MANHATTAN (CN) – Four more people and a hedge fund adviser – Trivium Capital Management – were charged Monday in the SEC v Galleon inside-trading case. The SEC claims that the exchange of inside information about Google, Hilton, Polycom and Kronos resulted in more than $15 million of ill-gotten gains.
Sued along with Trivium on Monday were Robert Feinblatt, a cofounder and principal of Trivium; Jeffrey Yokuty, a Trivium analyst; Sunil Bhalla, a “senior executive” at Polycom; and Shammara Hussain, whom the SEC describes as “an employee at investor relations consulting firm Market Street Partners that did work for Google, [and] tipped the inside information that enabled the insider trading by Feinblatt and Yokuty on behalf of Trivium’s hedge funds for illicit profits of more than $15 million.”

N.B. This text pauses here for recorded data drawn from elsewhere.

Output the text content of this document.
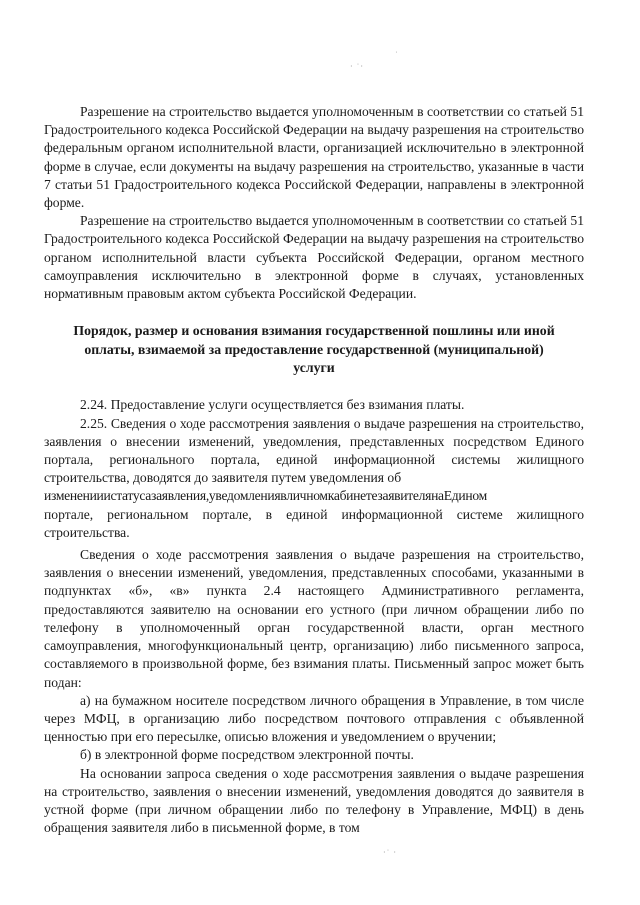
· ˙·
˙
·˙ ·

Разрешение на строительство выдается уполномоченным в соответствии со статьей 51 Градостроительного кодекса Российской Федерации на выдачу разрешения на строительство федеральным органом исполнительной власти, организацией исключительно в электронной форме в случае, если документы на выдачу разрешения на строительство, указанные в части 7 статьи 51 Градостроительного кодекса Российской Федерации, направлены в электронной форме.

Разрешение на строительство выдается уполномоченным в соответствии со статьей 51 Градостроительного кодекса Российской Федерации на выдачу разрешения на строительство органом исполнительной власти субъекта Российской Федерации, органом местного самоуправления исключительно в электронной форме в случаях, установленных нормативным правовым актом субъекта Российской Федерации.

Порядок, размер и основания взимания государственной пошлины или иной оплаты, взимаемой за предоставление государственной (муниципальной) услуги

2.24. Предоставление услуги осуществляется без взимания платы.

2.25. Сведения о ходе рассмотрения заявления о выдаче разрешения на строительство, заявления о внесении изменений, уведомления, представленных посредством Единого портала, регионального портала, единой информационной системы жилищного строительства, доводятся до заявителя путем уведомления об

измененииистатусазаявления,уведомлениявличномкабинетезаявителянаЕдином

портале, региональном портале, в единой информационной системе жилищного строительства.

Сведения о ходе рассмотрения заявления о выдаче разрешения на строительство, заявления о внесении изменений, уведомления, представленных способами, указанными в подпунктах «б», «в» пункта 2.4 настоящего Административного регламента, предоставляются заявителю на основании его устного (при личном обращении либо по телефону в уполномоченный орган государственной власти, орган местного самоуправления, многофункциональный центр, организацию) либо письменного запроса, составляемого в произвольной форме, без взимания платы. Письменный запрос может быть подан:

а) на бумажном носителе посредством личного обращения в Управление, в том числе через МФЦ, в организацию либо посредством почтового отправления с объявленной ценностью при его пересылке, описью вложения и уведомлением о вручении;

б) в электронной форме посредством электронной почты.

На основании запроса сведения о ходе рассмотрения заявления о выдаче разрешения на строительство, заявления о внесении изменений, уведомления доводятся до заявителя в устной форме (при личном обращении либо по телефону в Управление, МФЦ) в день обращения заявителя либо в письменной форме, в том
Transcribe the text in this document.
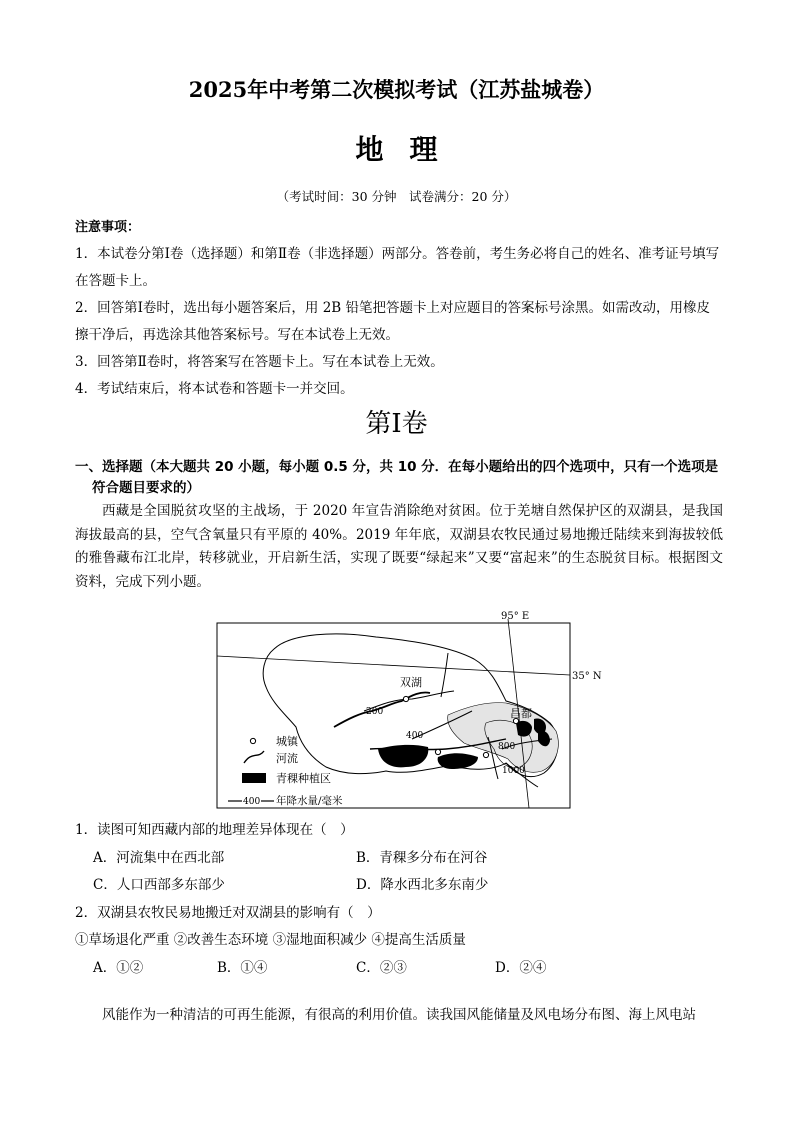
2025年中考第二次模拟考试（江苏盐城卷）
地理
（考试时间：30 分钟　试卷满分：20 分）
注意事项：
1．本试卷分第Ⅰ卷（选择题）和第Ⅱ卷（非选择题）两部分。答卷前，考生务必将自己的姓名、准考证号填写在答题卡上。
2．回答第Ⅰ卷时，选出每小题答案后，用 2B 铅笔把答题卡上对应题目的答案标号涂黑。如需改动，用橡皮擦干净后，再选涂其他答案标号。写在本试卷上无效。
3．回答第Ⅱ卷时，将答案写在答题卡上。写在本试卷上无效。
4．考试结束后，将本试卷和答题卡一并交回。
第Ⅰ卷
一、选择题（本大题共 20 小题，每小题 0.5 分，共 10 分．在每小题给出的四个选项中，只有一个选项是
符合题目要求的）
西藏是全国脱贫攻坚的主战场，于 2020 年宣告消除绝对贫困。位于羌塘自然保护区的双湖县，是我国海拔最高的县，空气含氧量只有平原的 40%。2019 年年底，双湖县农牧民通过易地搬迁陆续来到海拔较低的雅鲁藏布江北岸，转移就业，开启新生活，实现了既要“绿起来”又要“富起来”的生态脱贫目标。根据图文资料，完成下列小题。
95° E
35° N
双湖
昌都
200
400
800
1000
城镇
河流
青稞种植区
400 年降水量/毫米
1．读图可知西藏内部的地理差异体现在（　）
A．河流集中在西北部	B．青稞多分布在河谷
C．人口西部多东部少	D．降水西北多东南少
2．双湖县农牧民易地搬迁对双湖县的影响有（　）
①草场退化严重 ②改善生态环境 ③湿地面积减少 ④提高生活质量
A．①②	B．①④	C．②③	D．②④
风能作为一种清洁的可再生能源，有很高的利用价值。读我国风能储量及风电场分布图、海上风电站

In a statement announcing the latest round in the legal case that aims ultimately at Raj Rajaratnam, who founded and controlled the Galleon hedge fund, the SEC called the latest defendants “faithless company executives who secretly pass corporate information to hedge fund managers willing to violate the law for profit.”
The SEC said it has charged 27 defendants in its crusade against Galleon.
Rajaratnam, the alleged kingfish who was arrested in October 2009, has pleaded innocent to inside-trading charges and is awaiting trial.
Rajaratnam, the richest Sri Lanka-born person in the world, was released after paying the highest bail in U.S. history: $100 million, secured by $20 million in cash and property, according to newspaper reports.